忽然,白素贞阴核和乳尖上方的触手各生出一个黑色的倒刺,瞬间分别刺入了白素贞的玉核和蓓蕾。一股黑色的汁液随之被注入白素贞体内。最敏感的部位同时被袭,白素贞不由得檀口微分,一声娇喘逸出。唇边的触须立刻伸入白素贞口内,并且膨胀数倍,像另一根阳具,在白素贞芬芳甜美的口内来回抽插起来。
        卑鄙残忍的王道陵,爲了彻底摧毁和占有这个美貌如仙的无辜蛇妖,居然把自己身上携带的至阴至淫之毒注入了一半到白素贞冰清玉洁的体内。白素贞从此被推入万劫不複的深渊,
再难回头。
        白素贞忽然觉得自己的五髒六腑都着了火,全身燥热欲绝。全身麻痒的感觉被扩大了百倍,好像有无数只蚂蚁占据了自己的子宫和阴道,在哪里爬动,撕咬。几条触手一刻不停地挑弄着她的阴核,蓓蕾,耳垂,舌尖。那种热辣辣的快感再也难以忍受,她觉得自己的灵魂都要被烧熔了。她闭上眼,任这个陌生男人在自己身上肆虐,纤美苗条,优美玲珑的胴体如蛇一般婉转扭动着,贪婪地享受这欲仙欲死的销魂快感。浑然忘记了自己正被淩虐的事实。她只知道那根在她下体内来回抽动的大阳具才能让全身的麻痒炽烈的感觉稍微舒缓,她要它,哦,深一点,再深一点,再深一点…….

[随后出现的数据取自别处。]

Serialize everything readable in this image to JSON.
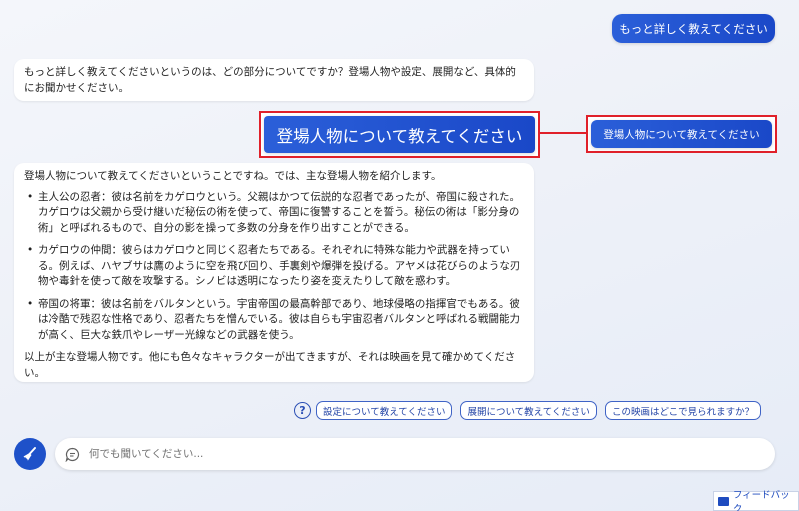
{
  "user_messages": {
    "top": "もっと詳しく教えてください",
    "current_zoom": "登場人物について教えてください",
    "current": "登場人物について教えてください"
  },
  "bot_messages": {
    "first": "もっと詳しく教えてくださいというのは、どの部分についてですか？登場人物や設定、展開など、具体的にお聞かせください。",
    "second_intro": "登場人物について教えてくださいということですね。では、主な登場人物を紹介します。",
    "second_items": [
      "主人公の忍者：彼は名前をカゲロウという。父親はかつて伝説的な忍者であったが、帝国に殺された。カゲロウは父親から受け継いだ秘伝の術を使って、帝国に復讐することを誓う。秘伝の術は「影分身の術」と呼ばれるもので、自分の影を操って多数の分身を作り出すことができる。",
      "カゲロウの仲間：彼らはカゲロウと同じく忍者たちである。それぞれに特殊な能力や武器を持っている。例えば、ハヤブサは鷹のように空を飛び回り、手裏剣や爆弾を投げる。アヤメは花びらのような刃物や毒針を使って敵を攻撃する。シノビは透明になったり姿を変えたりして敵を惑わす。",
      "帝国の将軍：彼は名前をバルタンという。宇宙帝国の最高幹部であり、地球侵略の指揮官でもある。彼は冷酷で残忍な性格であり、忍者たちを憎んでいる。彼は自らも宇宙忍者バルタンと呼ばれる戦闘能力が高く、巨大な鉄爪やレーザー光線などの武器を使う。"
    ],
    "second_outro": "以上が主な登場人物です。他にも色々なキャラクターが出てきますが、それは映画を見て確かめてください。"
  },
  "suggestions": {
    "icon": "question-circle-icon",
    "items": [
      "設定について教えてください",
      "展開について教えてください",
      "この映画はどこで見られますか？"
    ]
  },
  "composer": {
    "new_topic_icon": "broom-icon",
    "chat_icon": "chat-bubble-icon",
    "placeholder": "何でも聞いてください..."
  },
  "feedback": {
    "label": "フィードバック",
    "icon": "feedback-icon"
  },
  "colors": {
    "user_bubble": "#1f4fd0",
    "highlight_border": "#e0202a",
    "chip_border": "#3f63c6"
  }
}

        然而就在这时,王道陵忽然停止了抽动,等待着白素贞的反应。
        这时候淫毒已经在白素贞体内扩散开来。肉棒忽然止住让她几欲疯癫,她难过地扭动着身子哀求道:
        “不要停…….继续……”
        “继续什麽啊,我的小妖精?”王道陵不爲所动。
        “继续……干我……干小妖精……”白素贞说完这句话,俏脸红如烈火。但是她身体内的烈火更炽更盛,淫毒散入血液,白素贞觉得全身的每一寸肌肤都麻痒欲死。可是一双玉手仍被缠在身后。她拼命挺动着高耸白嫩的玉臀,想靠大阳具的摩擦减轻一点体内的淫火。曾经清纯高贵,圣洁美貌的白素贞,在男人的淩辱与至邪淫毒的夹击之下,已完全成了一条不可救药的肉欲之蛇。王道陵继续挑逗道:
        “要谁干你啊?”
        “小蛇妖白素贞要蜈蚣哥哥干……..”勉强说完这几句话,白素贞恨不得有个炸雷下来把自己立时劈死。
        “哦,真是个蕩妇啊,你就那麽喜欢男人吗?”王道陵仍不满足。
        “…..小蛇妖最喜欢男人,喜欢被男人操…..求你…..狠狠地操小蛇妖吧…….”
        说完白素贞的泪水夺眶而出。可是心里的欲火却因爲自己淫蕩的话语而更加旺盛。
        王道陵也不再逗弄,他挺身抽送,比刚才更爲暴烈。每一下都直抵白素贞最娇嫩敏感的子宫花心。白素贞好像被抽取了骨头一般,上身伏在地上无力动弹。随着王道陵抽插速度的越来越快。白素贞终于忍不住含糊不清地娇啼起来,而且声音愈来愈淫蕩。
        “呜呜……好相公,好哥哥…….小妖精被你干死了……..”
        王道陵把这个外表清纯娇美,内心淫蕩无比的千年蛇妖干的死去活来,惨呼连连。在巨大的快感之中,他渐渐也有些支持不住了。他再聚齐一股真气,大阳具在白素贞的花径内痛捣数百下,可怜的白素贞蜜洞内花蜜四溢,四下飞溅,许仙一次都没触到的花芯被蜈蚣精一次次地击中。每一次都令她魂飞魄散,婉转娇啼。
        终于,在王道陵暴长凶悍的阳具再一次击中花芯的瞬间,白素贞的子宫深处喷出一阵稠密芬芳的花精。这位千娇百媚的玉女蛇妖,在男人的淫虐里达到了高潮。伴着她娇美玉体一阵癫狂的抽搐,白素贞在肉欲的巅峰昏死了过去。